İlkçağ Uygarlıkları,Antik Yunan Ve Roma'da Lir Çalgısı
Kültürel ve toplumsal bir organizma olan, iki
milyon yıllık geçmişi olduğu kabul edilen insanoğlu varolduğu çağlardan
itibaren algıladığı varlıkları, sesleri değerlendirmiş ve bir anlatım biçimine
dönüştürmüştür. Zaman içerisinde gelişip kendi kendini üretmeye başlayan bu
anlatım biçimi görsel sanat ve müzik olarak karşımıza çıkmaktadır. Şüphesiz ki
müzik tarihi de sanat tarihi kadar kültür tarihinin yaratıcı parçalarından
biridir.
“Sanat tarihinde ve müzik tarihinde üslupları belirleyen temel yaklaşım olarak 3 ölçüt vardır: Kişisel üslup, ulusal üslup ve çağ üslubu. Bu üç temel ölçüt, kuşkusuz ki bir yapıtın her yönünü açıklamaz. Fakat üslupların, aslında bir dönemin, bir ulusun ve bir sanatçı kimliğinin ifadesi olduğunu açıklamaya yeter.”
Sanatı ve müziği incelemek, bu noktada bir
senteze ulaşmak için insanoğlunun kültürel evrimini sosyolojik açıdan incelemek,
sanatsal ve müzikal yaklaşımlarını değerlendirmek gerekir. Bu evrime şöyle bir
göz atalım:
Paleolitik Çağ: (M.Ö 10 bin yılına kadar)
Buzullar çağıdır. Barınma mağara ve kayaaltı
sığınaklarında gerçekleşir. Komünal-göçebe
toplum yapısı mevcuttur, yonga-dilgi alet teknolojisi ile avcılık ve
toplayıcılık vardır. Mağaralarda avı etkilemek amacı ile dinsel ve büyüsel
resimler bulunur.
Bu çağa ilişkin elimizdeki en önemli
bulgular: Orta Magdelen çağına ilişkin olduğu kabul edilen, Fransa Trois-Freres Ariege’de
saptanan karikatürize mağara resimleridir.

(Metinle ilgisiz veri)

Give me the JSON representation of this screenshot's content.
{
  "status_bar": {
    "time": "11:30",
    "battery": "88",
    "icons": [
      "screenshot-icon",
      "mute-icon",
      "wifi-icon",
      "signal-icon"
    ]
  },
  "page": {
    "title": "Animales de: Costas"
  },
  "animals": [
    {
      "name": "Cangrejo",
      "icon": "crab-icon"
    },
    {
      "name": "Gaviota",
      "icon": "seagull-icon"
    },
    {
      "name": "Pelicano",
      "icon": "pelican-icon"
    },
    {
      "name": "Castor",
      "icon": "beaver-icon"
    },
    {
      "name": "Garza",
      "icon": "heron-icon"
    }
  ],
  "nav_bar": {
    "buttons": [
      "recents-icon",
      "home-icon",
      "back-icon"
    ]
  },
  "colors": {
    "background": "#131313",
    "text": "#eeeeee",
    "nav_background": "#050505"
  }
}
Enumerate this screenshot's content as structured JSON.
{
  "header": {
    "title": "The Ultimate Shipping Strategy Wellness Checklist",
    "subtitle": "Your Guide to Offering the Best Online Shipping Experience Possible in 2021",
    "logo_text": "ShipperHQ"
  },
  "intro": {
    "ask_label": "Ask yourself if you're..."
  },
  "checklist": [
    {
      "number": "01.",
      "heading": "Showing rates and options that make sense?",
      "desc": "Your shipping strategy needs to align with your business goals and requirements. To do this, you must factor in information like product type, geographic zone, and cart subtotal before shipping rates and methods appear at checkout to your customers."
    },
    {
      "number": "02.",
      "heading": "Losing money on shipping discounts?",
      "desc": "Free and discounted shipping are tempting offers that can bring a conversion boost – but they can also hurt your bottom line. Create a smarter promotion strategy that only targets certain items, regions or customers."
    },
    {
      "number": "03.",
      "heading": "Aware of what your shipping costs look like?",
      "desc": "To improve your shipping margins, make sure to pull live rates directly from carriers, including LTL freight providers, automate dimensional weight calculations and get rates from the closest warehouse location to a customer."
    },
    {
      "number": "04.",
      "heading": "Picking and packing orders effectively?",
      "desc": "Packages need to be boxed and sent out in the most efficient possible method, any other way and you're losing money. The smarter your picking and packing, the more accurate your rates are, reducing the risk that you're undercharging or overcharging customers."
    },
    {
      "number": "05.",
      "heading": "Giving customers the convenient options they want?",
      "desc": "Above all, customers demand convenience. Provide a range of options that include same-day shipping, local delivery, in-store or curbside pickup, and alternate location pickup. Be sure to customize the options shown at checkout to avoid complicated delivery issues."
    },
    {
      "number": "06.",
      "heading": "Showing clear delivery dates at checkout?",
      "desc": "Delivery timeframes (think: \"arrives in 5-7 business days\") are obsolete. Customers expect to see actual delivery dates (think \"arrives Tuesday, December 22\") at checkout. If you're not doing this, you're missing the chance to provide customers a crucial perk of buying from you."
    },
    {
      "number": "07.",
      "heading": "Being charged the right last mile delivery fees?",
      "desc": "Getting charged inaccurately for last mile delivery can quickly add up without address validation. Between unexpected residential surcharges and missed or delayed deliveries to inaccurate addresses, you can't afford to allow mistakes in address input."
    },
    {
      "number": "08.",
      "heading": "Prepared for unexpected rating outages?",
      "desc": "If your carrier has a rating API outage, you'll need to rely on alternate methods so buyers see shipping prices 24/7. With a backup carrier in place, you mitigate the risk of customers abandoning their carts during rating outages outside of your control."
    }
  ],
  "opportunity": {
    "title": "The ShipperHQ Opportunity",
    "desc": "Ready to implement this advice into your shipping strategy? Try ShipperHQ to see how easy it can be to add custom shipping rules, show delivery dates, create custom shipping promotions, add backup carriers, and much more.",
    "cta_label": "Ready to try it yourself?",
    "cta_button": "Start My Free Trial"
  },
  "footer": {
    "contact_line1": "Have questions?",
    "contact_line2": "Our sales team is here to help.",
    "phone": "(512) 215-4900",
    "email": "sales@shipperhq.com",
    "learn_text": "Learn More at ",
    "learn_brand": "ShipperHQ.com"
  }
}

Bu çağda ilkel nitelikle oklar yapılmaya
başlanmış, ok yayındaki gerilmiş telinde aynı zamanda ilk çalgı aleti olduğu
düşünülmüş, fakat ileri de göreceğiz ki bu sav ortaya çıkan diğer bulgularla
çürütülmüştür.
Neolitik Çağ: (M.Ö.8000-M.Ö.650)
Ilıman iklim ile birlikte zenginleşen bir bitki örtüsü var. Teknoloji
ve bilimde yazı, hesap, takvim bilgisi ve tekerlekli araçlar karşımıza
çıkmaktadır. Kentleşme, iş bölümü ve sınıflaşma, Yahudilik, metafizik ve ana–baba doğa düşüncesi bu dönemde ortaya çıkar.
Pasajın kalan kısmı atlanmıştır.